Cet aspect des parcs à l’époque de Robillard concorde avec l’éveil culturel de la majorité francophone, le développement du milieu télévisuel ainsi que la mutation de la scène musicale et théâtrale. Cet intérêt marqué mène à l’installation d’un théâtre extérieur unique au Canada : le Théâtre de Verdure. Ce théâtre était très attendu et très prisé par journées de beau temps. Ce lieu permet une certaine démocratisation de l’art (Gagnon 1963; Meunier 1963; Irwin 1965; Duças 1966, Maitre 1961). Cette idée de théâtre arrive à la même époque où les boîtes à chanson du style Casa Loma et Chez Paré animent les nuits de la Main4 et de la rue Sainte-Catherine. Bien qu’ils aient eu quelques problèmes liés au programme moralisateur du maire Drapeau (Latouche 2012, 1274), leur influence a contribué à l’instauration d’une scène musicale importante. Près d’une décennie plus tard, la télévision et la nouvelle scène musicale font briller une jeune étoile : Germaine Dugas. Cette dernière, animatrice de télé et chansonnière, prend la barre de la programmation des spectacles de chansonniers au nouveau Théâtre de Verdure. Une journaliste du journal The Star rapporte cette déclaration de l’icône de la jeunesse montréalaise de l’époque :

« Most of the Boites in the city are closed during the summer when people want to be outdoors. » she says. « and besides, they can seldom afford to take the chance of introducing unknown chansonniers. I wanted to do this very much and the public has accepted these promising newcomers with great warmth. » (Irwin 1965).
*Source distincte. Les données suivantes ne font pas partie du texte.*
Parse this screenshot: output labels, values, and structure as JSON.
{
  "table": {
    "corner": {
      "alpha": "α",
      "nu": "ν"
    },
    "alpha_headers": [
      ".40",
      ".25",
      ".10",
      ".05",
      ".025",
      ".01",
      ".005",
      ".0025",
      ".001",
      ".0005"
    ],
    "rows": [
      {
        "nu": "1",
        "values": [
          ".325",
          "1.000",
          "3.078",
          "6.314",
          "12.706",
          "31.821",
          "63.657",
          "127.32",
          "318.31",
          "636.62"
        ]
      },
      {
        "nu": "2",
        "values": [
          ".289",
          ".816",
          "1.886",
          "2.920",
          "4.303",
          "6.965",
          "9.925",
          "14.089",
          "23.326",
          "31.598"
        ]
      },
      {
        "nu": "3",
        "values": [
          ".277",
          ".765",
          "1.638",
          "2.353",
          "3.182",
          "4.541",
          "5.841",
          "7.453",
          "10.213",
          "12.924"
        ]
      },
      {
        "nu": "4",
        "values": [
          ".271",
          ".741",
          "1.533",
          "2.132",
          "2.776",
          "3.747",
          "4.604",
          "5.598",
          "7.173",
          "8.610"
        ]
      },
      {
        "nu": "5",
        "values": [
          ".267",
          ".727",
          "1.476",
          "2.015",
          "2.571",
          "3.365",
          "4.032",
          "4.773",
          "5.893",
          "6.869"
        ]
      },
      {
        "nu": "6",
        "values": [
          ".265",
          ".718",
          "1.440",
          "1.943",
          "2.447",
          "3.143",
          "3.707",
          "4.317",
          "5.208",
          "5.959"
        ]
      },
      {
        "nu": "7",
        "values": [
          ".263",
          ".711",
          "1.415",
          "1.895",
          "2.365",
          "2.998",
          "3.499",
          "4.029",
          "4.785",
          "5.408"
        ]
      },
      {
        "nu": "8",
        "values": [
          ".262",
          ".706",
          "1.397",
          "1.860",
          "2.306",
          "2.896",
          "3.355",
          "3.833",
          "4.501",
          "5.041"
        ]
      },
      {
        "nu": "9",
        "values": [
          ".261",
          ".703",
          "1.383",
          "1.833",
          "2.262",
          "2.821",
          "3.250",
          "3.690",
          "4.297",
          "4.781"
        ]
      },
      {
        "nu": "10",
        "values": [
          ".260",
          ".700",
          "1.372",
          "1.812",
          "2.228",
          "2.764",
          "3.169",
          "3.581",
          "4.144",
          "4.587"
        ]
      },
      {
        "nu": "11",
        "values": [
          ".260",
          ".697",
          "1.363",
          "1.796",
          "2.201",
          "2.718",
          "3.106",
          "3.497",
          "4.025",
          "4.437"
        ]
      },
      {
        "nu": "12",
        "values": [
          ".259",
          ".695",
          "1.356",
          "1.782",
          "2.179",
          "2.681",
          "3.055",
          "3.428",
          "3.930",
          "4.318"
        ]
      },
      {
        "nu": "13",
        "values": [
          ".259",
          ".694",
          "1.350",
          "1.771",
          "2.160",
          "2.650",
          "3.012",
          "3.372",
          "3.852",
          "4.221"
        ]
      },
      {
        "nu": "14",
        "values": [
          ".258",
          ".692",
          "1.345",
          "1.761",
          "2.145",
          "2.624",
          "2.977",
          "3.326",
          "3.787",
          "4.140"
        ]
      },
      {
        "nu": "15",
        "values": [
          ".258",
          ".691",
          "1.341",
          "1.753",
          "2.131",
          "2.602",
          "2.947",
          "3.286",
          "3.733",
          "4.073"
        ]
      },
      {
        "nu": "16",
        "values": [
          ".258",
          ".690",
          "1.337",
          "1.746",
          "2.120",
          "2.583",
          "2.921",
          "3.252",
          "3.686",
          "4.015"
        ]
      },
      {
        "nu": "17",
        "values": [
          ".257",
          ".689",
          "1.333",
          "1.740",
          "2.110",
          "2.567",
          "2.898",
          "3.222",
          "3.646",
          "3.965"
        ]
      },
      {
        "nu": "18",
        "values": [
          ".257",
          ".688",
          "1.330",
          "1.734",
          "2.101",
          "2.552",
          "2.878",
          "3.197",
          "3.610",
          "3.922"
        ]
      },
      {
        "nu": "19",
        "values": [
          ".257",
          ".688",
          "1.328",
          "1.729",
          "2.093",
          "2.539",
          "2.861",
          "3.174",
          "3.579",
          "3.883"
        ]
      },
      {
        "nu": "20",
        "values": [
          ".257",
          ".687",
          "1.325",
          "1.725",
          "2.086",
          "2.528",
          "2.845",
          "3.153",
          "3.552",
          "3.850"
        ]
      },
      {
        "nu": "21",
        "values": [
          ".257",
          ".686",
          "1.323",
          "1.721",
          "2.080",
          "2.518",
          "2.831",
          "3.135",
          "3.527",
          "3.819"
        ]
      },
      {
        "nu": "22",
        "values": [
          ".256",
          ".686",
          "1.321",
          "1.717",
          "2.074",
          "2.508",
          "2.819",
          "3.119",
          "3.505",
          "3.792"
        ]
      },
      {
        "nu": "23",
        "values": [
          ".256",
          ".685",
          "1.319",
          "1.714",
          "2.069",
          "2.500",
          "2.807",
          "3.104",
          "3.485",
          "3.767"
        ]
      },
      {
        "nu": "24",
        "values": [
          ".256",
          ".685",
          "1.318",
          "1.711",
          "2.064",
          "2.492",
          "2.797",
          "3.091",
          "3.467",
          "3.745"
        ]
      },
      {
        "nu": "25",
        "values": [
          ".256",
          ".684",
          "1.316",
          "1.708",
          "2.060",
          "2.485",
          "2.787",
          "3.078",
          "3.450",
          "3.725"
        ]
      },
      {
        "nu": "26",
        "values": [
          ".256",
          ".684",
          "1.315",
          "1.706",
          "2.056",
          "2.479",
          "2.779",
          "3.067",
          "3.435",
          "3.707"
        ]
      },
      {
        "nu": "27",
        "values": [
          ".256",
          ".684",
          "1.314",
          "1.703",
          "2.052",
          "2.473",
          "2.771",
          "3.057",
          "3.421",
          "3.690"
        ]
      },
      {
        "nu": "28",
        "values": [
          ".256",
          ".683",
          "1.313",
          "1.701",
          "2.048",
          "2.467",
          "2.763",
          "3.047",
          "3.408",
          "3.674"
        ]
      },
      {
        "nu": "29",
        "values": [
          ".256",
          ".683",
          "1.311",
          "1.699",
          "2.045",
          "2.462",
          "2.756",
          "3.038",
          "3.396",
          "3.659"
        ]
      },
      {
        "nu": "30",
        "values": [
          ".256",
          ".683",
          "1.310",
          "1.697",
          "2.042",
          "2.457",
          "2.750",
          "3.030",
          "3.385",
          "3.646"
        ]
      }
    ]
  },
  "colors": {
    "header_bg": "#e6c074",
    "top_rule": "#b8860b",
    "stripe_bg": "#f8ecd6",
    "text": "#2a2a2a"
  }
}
Le succès du Théâtre de Verdure vient alors augmenter la crédibilité et la réussite du Service des parcs de Montréal. Cette marque importante de la culture dans les parcs découle des orientations prises par Robillard dès les premières années du Service.
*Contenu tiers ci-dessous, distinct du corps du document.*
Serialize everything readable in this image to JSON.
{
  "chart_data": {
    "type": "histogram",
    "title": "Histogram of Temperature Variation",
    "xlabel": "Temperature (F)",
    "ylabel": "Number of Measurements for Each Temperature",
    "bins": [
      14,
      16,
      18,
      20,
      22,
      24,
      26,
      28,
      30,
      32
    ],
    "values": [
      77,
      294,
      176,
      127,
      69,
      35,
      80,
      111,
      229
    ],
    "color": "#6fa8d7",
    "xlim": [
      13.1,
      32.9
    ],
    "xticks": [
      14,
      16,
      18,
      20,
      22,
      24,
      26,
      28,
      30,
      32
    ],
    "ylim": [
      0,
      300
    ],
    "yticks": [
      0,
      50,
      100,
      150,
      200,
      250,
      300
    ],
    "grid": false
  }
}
Parallèlement à cet intérêt pour l’initiation à la culture, l’administration démontre également un souci pour la sécurité et la réduction des méfaits commis par des groupes de jeunes. La sécurité et la lutte au vandalisme faisaient aussi partie du discours de Claude Robillard :

« Le problème de vandalisme existe à Montréal comme partout ailleurs. Je ne sais pas s'il y est plus aigu ou non. Mais je sais que chez nous comme dans les autres villes ce n'est pas avant tout un problème de police. […] Nous voulons donc pour les Montréalais ce programme récréatif complet plutôt qu'une Gestapo » (Robillard 1955, 3).

Cette préoccupation pour le vandalisme a justifié la création d’un nouveau réseau de centres récréatifs afin d’occuper la jeunesse et éviter qu’elle s’adonne à vandaliser les commerces (Robillard 1955, 2). Il est à noter que ce discours survient quelque temps après l’élection de Jean Drapeau et de son plan pour relever le niveau de moralité de l’espace public montréalais (Latouche 2012, 1274). Dans ce contexte, la notion de loisir s’accordait aux intérêts du Service des parcs pour l’esthétisme, la culture et la sécurité.